29 October 2008
I was stationed at Kirtland AFB from March 1978 to January 1983 and also
later worked at Sandia Labs. I have pictures on my weather web site
that you may download and use. I will add more in a few days.
The color drawing is from an original concept of design before anything was
built at Trestle. I had wind measuring equipment on Trestle grounds
and at Vertical Polarized Dipole Horizontal Polarized Dipole (VPD/HPD),
the facility next to Trestle. There were plans to construct another
facility in that arroyo as a vertical test of the MX missile.
Other activities at Kirtland: East of the Manzano Base area of KAFB
was an asphalt paved road area that was used to train DOE security guards/drivers
on security of nuclear materials in trucks. The asphalt road was miles
down dirt roads behind Manzano and beyond the firing range.

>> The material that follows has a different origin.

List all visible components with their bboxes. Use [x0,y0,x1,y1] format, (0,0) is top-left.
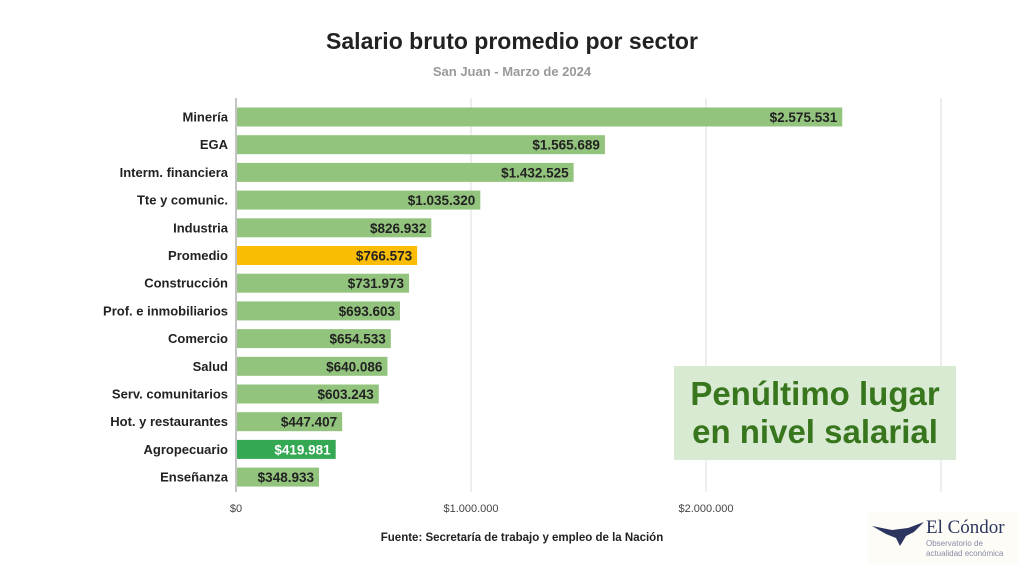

In that same area was Coyote Canyon. We trained Sandia technicians
to use the Rawinsonde system they had borrowed from Air Force Weapons Lab.
They were firing air-to-air missiles through the canyon and needed to measure
the environmental conditions of the canyon.
Further East was a bomb test area that AFWL used to evaluate blast effects
of 800 pound bombs. I have shrapnel souvenirs of that job.
I have 1977 pictures of the F4 that rode the sled into the reinforced
block. That was co-sponsored by Japan to test the effect of an aircraft
crashing onto a nuclear power plant structure.
Do you know about Thunder Wells ? That was a place on South KAFB where
they drilled holes and filled them with ammonium nitrate slurry and detonated
it. It tested blast doors of missile silo designs. The unexploded
slurry later years later seeped into the South Valley ground water.
KAFB also had a south landing strip. We used it to train C-130 Rescue
crews on landing. There was an Air Force Ground Control Approach (GCA)
radar just for that purpose only.
Sandia had their own weather station until their forecaster retired.
They had a large network of lightning detectors and lightning warning receivers
around the base and Sandia.
The southern most end of Wyoming Blvd was an animal facility. It was
used for testing who knows what I didn't want to know. I've heard that
there is an area near the golf course where irradiated sheep were buried.
When Iran attacked the US Embassy in Tehran, Sandia Labs used the basement
of an abandoned barracks at Manzano Base to test a foam dispensing security
system. I had to remove some equipment cabling so they could destroy
the building or whatever they wanted to do. Mixtures of the foam could
make the floors slippery or sticky, or even solidify to trap the invaders.